Oksana Berda

Oksana Berda

Painter & Mixed Media Artist

Oksana – Portrait by Trisha Robinson

Banner Image by Trisha Robinson

Oksana Berda is a Toronto-based painter. Her work shows her keen sense of curiosity towards the natural world. Her soft color palette, precise use of geometry, and textures create an abstraction of the elements we already know. Gathering details from each landscape she studies, she reassembles the chosen elements in ghostly washes and braided lines. 

Her recent work studies interactions between stone, sand, water, and wood. She began an on-going project this year, called Shorelines, that studies the beaches of Toronto. It’s mixed media: watercolor, acrylic, graphing pencil, pen and pastel, in 8×10 studies.

Throughout Oksana’s body of work there is a strong sense of familiarity, of something seen or felt and scattered by memory. There is a certainty to how she reassembles the landscapes she studies. Oksana is able to break down forms and patterns into a looser geometry, allowing them to unfold like origami and using them as metaphors to describe a search for something that may never be found, but must be pursued nonetheless.

 


Find out more, in Oksana’s words:

I’m drawn to the water for many reasons. I grew up playing on the coast of the Baltic, so the shore feels like home. Being by a body of water is also the surest way for me to feel the sublime. The wind playing across the surface of the water and the light picking up on the ripples with vast and complicated blue stretching across to the left, the right and beyond – I can almost feel my own heart stop at times.

Photo by Trisha Robinson

I work obsessively in series. I keep going until something gives – like running out of paint, or energy, or focus. There are certain pieces that I will finish on the same day and others that will take weeks or even months. I relate to mountaineers and their approach to climbing. They may try to climb the same mountain a few times before reaching summit and it’s based on instinct and the individual calculation of risk factors. Some pieces are like these mountains – I’m exploring something complicated and unknown to me and at times and I have to turn back and accept that I will have to try again later.

Some pieces are like these mountains – I’m exploring something complicated and unknown to me and at times and I have to turn back and accept that I will have to try again later.

Having accepted this as my process, I have learned to give those works the space they require. This I think might be one of the biggest challenges I am facing constantly in my art practice. It’s hard to release the need to control the process or the expectation of results. It is agonizing and makes me dig deeper each time so that I can strip away another layer of my ego and continue to just work.

One of my mentors gave me the best piece of advice. He said, “Draw in the dark.” One of the principles he follows is that: “You, the artist are not the medium, the medium itself is the medium.” Drawing in the dark or blindfolded helps me strip my desire to control and to achieve some kind of an end. When I’m lost, it’s because I am looking for an ending or expecting a preconceived result and not focusing on the process. The only thing I can really control and my ability to let go of control.
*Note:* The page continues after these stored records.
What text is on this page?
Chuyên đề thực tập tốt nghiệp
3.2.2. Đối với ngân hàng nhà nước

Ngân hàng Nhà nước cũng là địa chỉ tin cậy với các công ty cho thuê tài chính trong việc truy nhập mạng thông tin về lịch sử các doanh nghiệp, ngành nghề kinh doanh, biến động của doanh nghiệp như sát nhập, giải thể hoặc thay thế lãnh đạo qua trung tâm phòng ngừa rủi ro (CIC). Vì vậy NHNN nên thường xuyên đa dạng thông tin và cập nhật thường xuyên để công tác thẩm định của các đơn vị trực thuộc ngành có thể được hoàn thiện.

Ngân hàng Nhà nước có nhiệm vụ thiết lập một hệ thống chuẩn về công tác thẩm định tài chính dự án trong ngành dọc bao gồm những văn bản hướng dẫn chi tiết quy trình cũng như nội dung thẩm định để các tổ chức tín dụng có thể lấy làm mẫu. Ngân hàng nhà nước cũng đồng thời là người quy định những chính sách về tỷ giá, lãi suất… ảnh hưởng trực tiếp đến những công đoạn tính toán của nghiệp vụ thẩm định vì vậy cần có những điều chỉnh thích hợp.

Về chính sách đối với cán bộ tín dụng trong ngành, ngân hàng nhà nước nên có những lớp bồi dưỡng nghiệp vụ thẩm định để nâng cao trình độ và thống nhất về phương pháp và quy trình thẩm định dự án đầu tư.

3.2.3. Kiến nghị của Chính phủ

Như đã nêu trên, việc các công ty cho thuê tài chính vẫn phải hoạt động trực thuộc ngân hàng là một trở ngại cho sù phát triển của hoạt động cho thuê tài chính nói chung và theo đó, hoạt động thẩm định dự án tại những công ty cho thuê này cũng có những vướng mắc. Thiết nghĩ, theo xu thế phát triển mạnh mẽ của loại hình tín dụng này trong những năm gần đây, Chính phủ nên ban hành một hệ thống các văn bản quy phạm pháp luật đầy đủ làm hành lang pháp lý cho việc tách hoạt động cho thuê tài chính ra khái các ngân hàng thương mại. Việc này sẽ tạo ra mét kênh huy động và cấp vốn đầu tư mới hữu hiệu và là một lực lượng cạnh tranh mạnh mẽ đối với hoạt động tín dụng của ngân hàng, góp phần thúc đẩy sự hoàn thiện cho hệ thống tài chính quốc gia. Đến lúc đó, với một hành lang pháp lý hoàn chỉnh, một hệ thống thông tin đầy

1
I noticed that knowing when to pull back, knowing how not to over-compensate in one of my paintings reflects what I’m going through as a young woman. I actively have to check on myself and be reminded that I don’t need to do and be everything all the time; I am everything I need to be already. The simplest version of me is the truest me. The paintings that capture this are my strongest.

Oksana in her element – Photo by Trisha Robinson

I don’t need to do and be everything all the time; I am everything I need to be already. The simplest version of me is the truest me. The paintings that capture this are my strongest.

 

I started an on-going project earlier this spring, called Shorelines. I use mixed media: watercolor, acrylic, graphing pencil, pen and pastel in studies of the Beaches in Toronto. I go down to the water and I paint and draw on sheets of paper that are 8.5×11”.  It’s like postcard fiction but in visual form; each piece has its own atmosphere, its own weather. I chose not to work on watercolour paper. Instead, I am using thicker, slightly off-white drawing paper. The water warps it a little bit and because mostly they are completed outside some dirt might get on them. It makes the pieces feel fragile but not precious, like an artifact. You have to be careful with the pieces but you also feel their strength and that they survived.

In itself that is a kind of metaphor for the precarious state of the environment. I am keenly aware of how threatened the water is in our world and I hope that my work inspires or re-ignites love for the outdoors, thereby creating a desire to help. I hope that my being able to create awareness can grow into collaborations with sustainability and cleanup efforts both in Ontario and globally.